People were informed about the availability of evening and weekend appointments. People whose first language wasn’t English were supported by an interpreter and provided written information in their preferred language. The service made reasonable adjustments for those who were nervous about attending or had specific needs. This included the availability of extended appointments.

 

The improvements made had not had time to become embedded in normal practice and proof of sustainability was not yet available. The impact of the changes on patient care could not be determined at this assessment.

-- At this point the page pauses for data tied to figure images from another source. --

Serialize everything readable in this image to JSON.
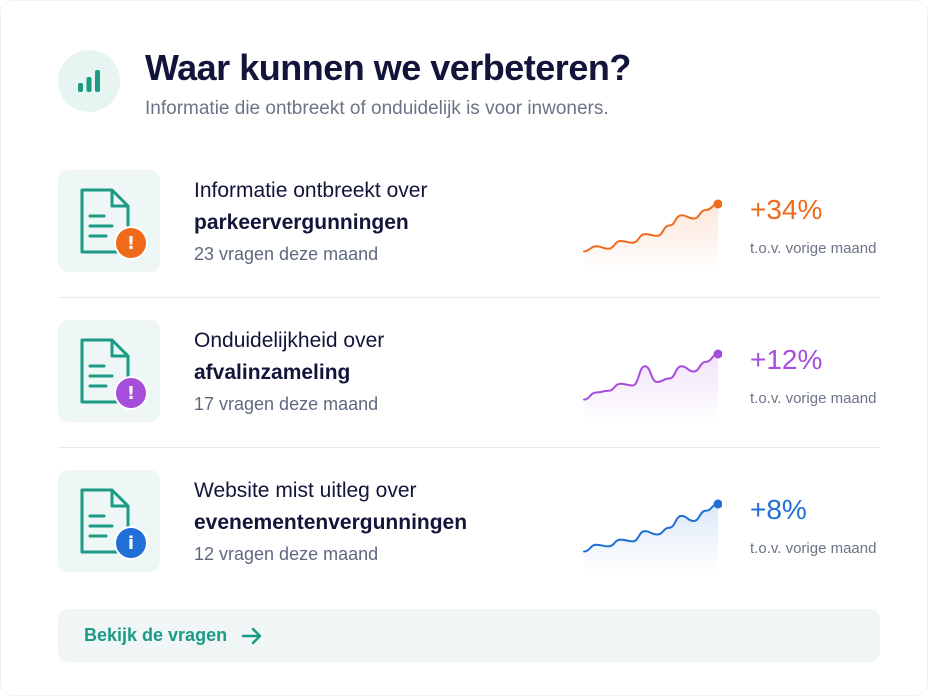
{
  "header": {
    "icon": "bar-chart-icon",
    "title": "Waar kunnen we verbeteren?",
    "subtitle": "Informatie die ontbreekt of onduidelijk is voor inwoners."
  },
  "items": [
    {
      "title_line1": "Informatie ontbreekt over",
      "title_line2": "parkeervergunningen",
      "meta": "23 vragen deze maand",
      "change": "+34%",
      "change_note": "t.o.v. vorige maand",
      "color": "#f06a1c",
      "badge_icon": "exclamation-icon",
      "badge_glyph": "!",
      "trend": [
        10,
        16,
        13,
        22,
        20,
        30,
        28,
        40,
        52,
        48,
        58,
        65
      ]
    },
    {
      "title_line1": "Onduidelijkheid over",
      "title_line2": "afvalinzameling",
      "meta": "17 vragen deze maand",
      "change": "+12%",
      "change_note": "t.o.v. vorige maand",
      "color": "#a64ddc",
      "badge_icon": "exclamation-icon",
      "badge_glyph": "!",
      "trend": [
        12,
        20,
        22,
        30,
        28,
        50,
        32,
        36,
        50,
        44,
        55,
        64
      ]
    },
    {
      "title_line1": "Website mist uitleg over",
      "title_line2": "evenementenvergunningen",
      "meta": "12 vragen deze maand",
      "change": "+8%",
      "change_note": "t.o.v. vorige maand",
      "color": "#1f6fd6",
      "badge_icon": "info-icon",
      "badge_glyph": "i",
      "trend": [
        10,
        18,
        16,
        24,
        22,
        34,
        30,
        38,
        52,
        46,
        58,
        66
      ]
    }
  ],
  "cta": {
    "label": "Bekijk de vragen",
    "icon": "arrow-right-icon",
    "color": "#1b9a86"
  },
  "colors": {
    "teal": "#1b9a86",
    "title": "#121539",
    "muted": "#6b7486"
  }
}
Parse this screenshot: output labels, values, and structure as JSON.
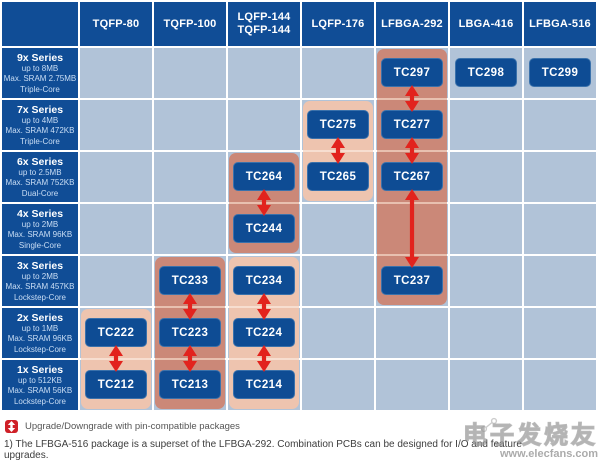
{
  "table": {
    "columns": [
      {
        "lines": [
          "TQFP-80"
        ]
      },
      {
        "lines": [
          "TQFP-100"
        ]
      },
      {
        "lines": [
          "LQFP-144",
          "TQFP-144"
        ]
      },
      {
        "lines": [
          "LQFP-176"
        ]
      },
      {
        "lines": [
          "LFBGA-292"
        ]
      },
      {
        "lines": [
          "LBGA-416"
        ]
      },
      {
        "lines": [
          "LFBGA-516"
        ]
      }
    ],
    "rows": [
      {
        "series": "9x Series",
        "flash": "up to 8MB",
        "sram": "Max. SRAM 2.75MB",
        "core": "Triple-Core"
      },
      {
        "series": "7x Series",
        "flash": "up to 4MB",
        "sram": "Max. SRAM 472KB",
        "core": "Triple-Core"
      },
      {
        "series": "6x Series",
        "flash": "up to 2.5MB",
        "sram": "Max. SRAM 752KB",
        "core": "Dual-Core"
      },
      {
        "series": "4x Series",
        "flash": "up to 2MB",
        "sram": "Max. SRAM 96KB",
        "core": "Single-Core"
      },
      {
        "series": "3x Series",
        "flash": "up to 2MB",
        "sram": "Max. SRAM 457KB",
        "core": "Lockstep-Core"
      },
      {
        "series": "2x Series",
        "flash": "up to 1MB",
        "sram": "Max. SRAM 96KB",
        "core": "Lockstep-Core"
      },
      {
        "series": "1x Series",
        "flash": "up to 512KB",
        "sram": "Max. SRAM 56KB",
        "core": "Lockstep-Core"
      }
    ],
    "chips": [
      {
        "label": "TC297",
        "row": 0,
        "col": 4
      },
      {
        "label": "TC298",
        "row": 0,
        "col": 5
      },
      {
        "label": "TC299",
        "row": 0,
        "col": 6
      },
      {
        "label": "TC275",
        "row": 1,
        "col": 3
      },
      {
        "label": "TC277",
        "row": 1,
        "col": 4
      },
      {
        "label": "TC264",
        "row": 2,
        "col": 2
      },
      {
        "label": "TC265",
        "row": 2,
        "col": 3
      },
      {
        "label": "TC267",
        "row": 2,
        "col": 4
      },
      {
        "label": "TC244",
        "row": 3,
        "col": 2
      },
      {
        "label": "TC233",
        "row": 4,
        "col": 1
      },
      {
        "label": "TC234",
        "row": 4,
        "col": 2
      },
      {
        "label": "TC237",
        "row": 4,
        "col": 4
      },
      {
        "label": "TC222",
        "row": 5,
        "col": 0
      },
      {
        "label": "TC223",
        "row": 5,
        "col": 1
      },
      {
        "label": "TC224",
        "row": 5,
        "col": 2
      },
      {
        "label": "TC212",
        "row": 6,
        "col": 0
      },
      {
        "label": "TC213",
        "row": 6,
        "col": 1
      },
      {
        "label": "TC214",
        "row": 6,
        "col": 2
      }
    ],
    "highlights": [
      {
        "col": 0,
        "from": 5,
        "to": 6,
        "tone": "light"
      },
      {
        "col": 1,
        "from": 4,
        "to": 6,
        "tone": "dark"
      },
      {
        "col": 2,
        "from": 2,
        "to": 3,
        "tone": "dark"
      },
      {
        "col": 2,
        "from": 4,
        "to": 6,
        "tone": "light"
      },
      {
        "col": 3,
        "from": 1,
        "to": 2,
        "tone": "light"
      },
      {
        "col": 4,
        "from": 0,
        "to": 4,
        "tone": "dark"
      }
    ],
    "arrows": [
      {
        "col": 4,
        "from": 0,
        "to": 1
      },
      {
        "col": 4,
        "from": 1,
        "to": 2
      },
      {
        "col": 4,
        "from": 2,
        "to": 4
      },
      {
        "col": 3,
        "from": 1,
        "to": 2
      },
      {
        "col": 2,
        "from": 2,
        "to": 3
      },
      {
        "col": 1,
        "from": 4,
        "to": 5
      },
      {
        "col": 1,
        "from": 5,
        "to": 6
      },
      {
        "col": 0,
        "from": 5,
        "to": 6
      },
      {
        "col": 2,
        "from": 4,
        "to": 5
      },
      {
        "col": 2,
        "from": 5,
        "to": 6
      }
    ]
  },
  "legend": {
    "icon": "upgrade-downgrade-icon",
    "label": "Upgrade/Downgrade with pin-compatible packages"
  },
  "footnote": "1) The LFBGA-516 package is a superset of the LFBGA-292. Combination PCBs can be designed for I/O and feature upgrades.",
  "watermark": {
    "text": "电子发烧友",
    "url": "www.elecfans.com"
  },
  "colors": {
    "navy": "#104d96",
    "chip_blue": "#0e4c94",
    "cell_blue": "#b1c3d8",
    "salmon_dark": "#cb8878",
    "salmon_dark_stripe": "#e8c0b0",
    "salmon_light": "#eec4af",
    "salmon_light_stripe": "#f7ded0",
    "arrow_red": "#e2231d",
    "legend_red": "#cf2027"
  }
}
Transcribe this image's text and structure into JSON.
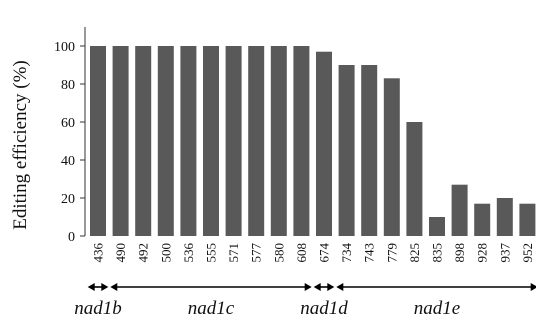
{
  "chart_data": {
    "type": "bar",
    "ylabel": "Editing efficiency (%)",
    "xlabel": "",
    "title": "",
    "ylim": [
      0,
      110
    ],
    "yticks": [
      0,
      20,
      40,
      60,
      80,
      100
    ],
    "grid": false,
    "bar_color": "#595959",
    "categories": [
      "436",
      "490",
      "492",
      "500",
      "536",
      "555",
      "571",
      "577",
      "580",
      "608",
      "674",
      "734",
      "743",
      "779",
      "825",
      "835",
      "898",
      "928",
      "937",
      "952"
    ],
    "values": [
      100,
      100,
      100,
      100,
      100,
      100,
      100,
      100,
      100,
      100,
      97,
      90,
      90,
      83,
      60,
      10,
      27,
      17,
      20,
      17
    ],
    "regions": [
      {
        "name": "nad1b",
        "from": 0,
        "to": 0
      },
      {
        "name": "nad1c",
        "from": 1,
        "to": 9
      },
      {
        "name": "nad1d",
        "from": 10,
        "to": 10
      },
      {
        "name": "nad1e",
        "from": 11,
        "to": 19
      }
    ]
  }
}
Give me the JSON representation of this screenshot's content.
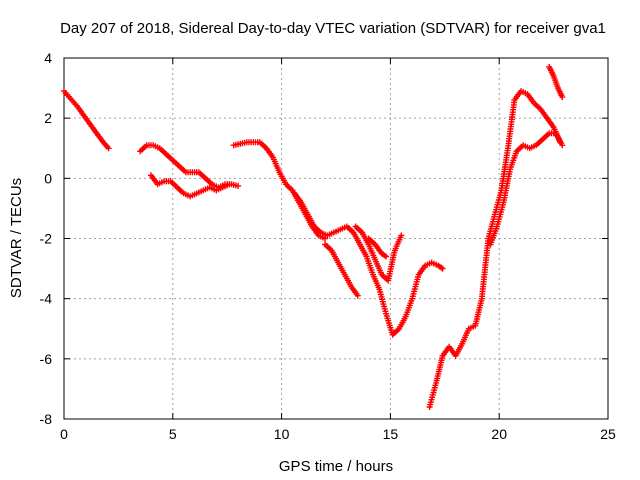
{
  "chart_data": {
    "type": "scatter",
    "title": "Day 207 of 2018, Sidereal Day-to-day VTEC variation (SDTVAR) for receiver gva1",
    "xlabel": "GPS time / hours",
    "ylabel": "SDTVAR / TECUs",
    "xlim": [
      0,
      25
    ],
    "ylim": [
      -8,
      4
    ],
    "xticks": [
      "0",
      "5",
      "10",
      "15",
      "20",
      "25"
    ],
    "yticks": [
      "-8",
      "-6",
      "-4",
      "-2",
      "0",
      "2",
      "4"
    ],
    "grid": true,
    "marker": "plus",
    "color": "#ff0000",
    "series": [
      {
        "x": [
          0.0,
          0.3,
          0.6,
          0.9,
          1.2,
          1.5,
          1.8,
          2.05
        ],
        "y": [
          2.9,
          2.65,
          2.4,
          2.1,
          1.8,
          1.5,
          1.2,
          1.0
        ]
      },
      {
        "x": [
          3.5,
          3.8,
          4.1,
          4.4,
          4.7,
          5.0,
          5.3,
          5.6,
          5.9,
          6.2,
          6.5,
          6.8,
          7.1,
          7.4,
          7.7,
          8.0
        ],
        "y": [
          0.9,
          1.1,
          1.1,
          1.0,
          0.8,
          0.6,
          0.4,
          0.2,
          0.2,
          0.2,
          0.0,
          -0.2,
          -0.3,
          -0.2,
          -0.2,
          -0.25
        ]
      },
      {
        "x": [
          4.0,
          4.3,
          4.6,
          4.9,
          5.2,
          5.5,
          5.8,
          6.1,
          6.4,
          6.7,
          7.0,
          7.3,
          7.6
        ],
        "y": [
          0.1,
          -0.2,
          -0.1,
          -0.1,
          -0.3,
          -0.5,
          -0.6,
          -0.5,
          -0.4,
          -0.3,
          -0.4,
          -0.3,
          -0.2
        ]
      },
      {
        "x": [
          7.8,
          8.1,
          8.4,
          8.7,
          9.0,
          9.3,
          9.6,
          9.9,
          10.2,
          10.5,
          10.8,
          11.1,
          11.4,
          11.7,
          12.0
        ],
        "y": [
          1.1,
          1.15,
          1.2,
          1.2,
          1.2,
          1.0,
          0.7,
          0.2,
          -0.2,
          -0.4,
          -0.8,
          -1.2,
          -1.6,
          -1.9,
          -2.0
        ]
      },
      {
        "x": [
          10.6,
          10.9,
          11.2,
          11.5,
          11.8,
          12.1,
          12.4,
          12.7,
          13.0,
          13.3,
          13.6,
          13.9,
          14.2,
          14.5,
          14.8,
          15.1,
          15.4,
          15.7,
          16.0,
          16.3,
          16.6,
          16.9,
          17.2,
          17.4
        ],
        "y": [
          -0.5,
          -0.8,
          -1.2,
          -1.6,
          -1.8,
          -1.9,
          -1.8,
          -1.7,
          -1.6,
          -1.8,
          -2.2,
          -2.6,
          -3.2,
          -3.7,
          -4.5,
          -5.2,
          -5.0,
          -4.6,
          -4.0,
          -3.2,
          -2.9,
          -2.8,
          -2.9,
          -3.0
        ]
      },
      {
        "x": [
          12.0,
          12.3,
          12.6,
          12.9,
          13.2,
          13.5
        ],
        "y": [
          -2.2,
          -2.4,
          -2.8,
          -3.2,
          -3.6,
          -3.9
        ]
      },
      {
        "x": [
          13.4,
          13.7,
          14.0,
          14.3,
          14.6,
          14.9,
          15.2,
          15.5
        ],
        "y": [
          -1.6,
          -1.8,
          -2.2,
          -2.7,
          -3.2,
          -3.4,
          -2.4,
          -1.9
        ]
      },
      {
        "x": [
          14.0,
          14.3,
          14.6,
          14.8
        ],
        "y": [
          -2.0,
          -2.2,
          -2.5,
          -2.6
        ]
      },
      {
        "x": [
          16.8,
          17.1,
          17.4,
          17.7,
          18.0,
          18.3,
          18.6,
          18.9,
          19.2,
          19.5,
          19.8,
          20.1,
          20.4,
          20.7,
          21.0,
          21.3,
          21.6,
          21.9,
          22.2,
          22.5,
          22.8
        ],
        "y": [
          -7.6,
          -6.8,
          -5.9,
          -5.6,
          -5.9,
          -5.5,
          -5.0,
          -4.9,
          -4.0,
          -2.0,
          -1.2,
          -0.4,
          1.0,
          2.6,
          2.9,
          2.8,
          2.5,
          2.3,
          2.0,
          1.7,
          1.2
        ]
      },
      {
        "x": [
          19.6,
          19.9,
          20.2,
          20.5,
          20.8,
          21.1,
          21.4,
          21.7,
          22.0,
          22.3,
          22.6,
          22.9
        ],
        "y": [
          -2.2,
          -1.6,
          -0.8,
          0.3,
          0.9,
          1.1,
          1.0,
          1.1,
          1.3,
          1.5,
          1.5,
          1.1
        ]
      },
      {
        "x": [
          22.3,
          22.5,
          22.7,
          22.9
        ],
        "y": [
          3.7,
          3.4,
          3.0,
          2.7
        ]
      }
    ]
  }
}
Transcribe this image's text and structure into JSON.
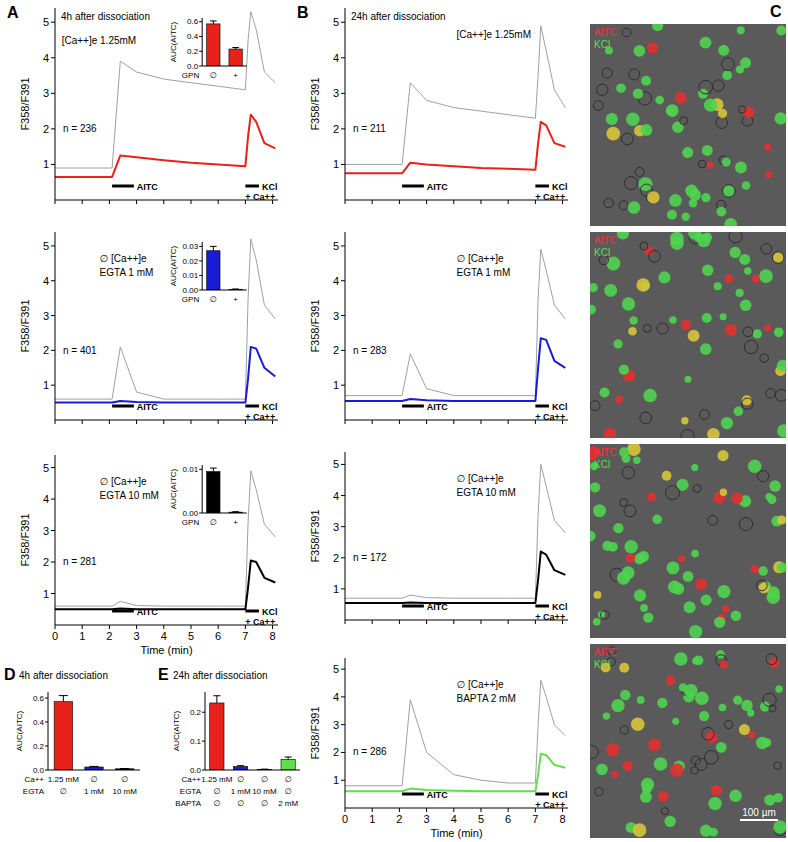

Monitoring and improving outcomes

Score: 2

At our first visit in February 2025 the service did not routinely monitor peoples’ care and treatment to continuously improve it. During our remote clinical searches we identified issues with monitoring in relation to blood tests and annual reviews being overdue. Medication reviews were not effective, medical records were not accurate and not following evidence based national guidance.

 

The CWP included actions to improve the monitoring peoples’ care and treatment and had been commenced at the time of our second visit in April 2025. The CWP had not been completed and further work was required to cover all aspects of care delivery.

 

National data showed that all 5 indicators for childhood immunisations and the uptake of women attending for cervical screening were below the minimum national target. The service had undertaken quality improvement activity to identify potential barriers to the uptake of immunisations and cervical screening and had plans to address these. This included discussion with families and pregnant women when attending for other medical issues to promote the immunisation of children and cervical screening. Staff trained in immunisation had increased and themed days aimed at children to encourage attendance had been run.

The service sought consent for procedures and made people aware of risks. The service had a good understanding of how to gain consent and documented this. We reviewed 5 randomly selected ReSPECT forms which were mostly well managed. One form which documented a lack of capacity and had representative involvement did not have evidence of a capacity assessment included.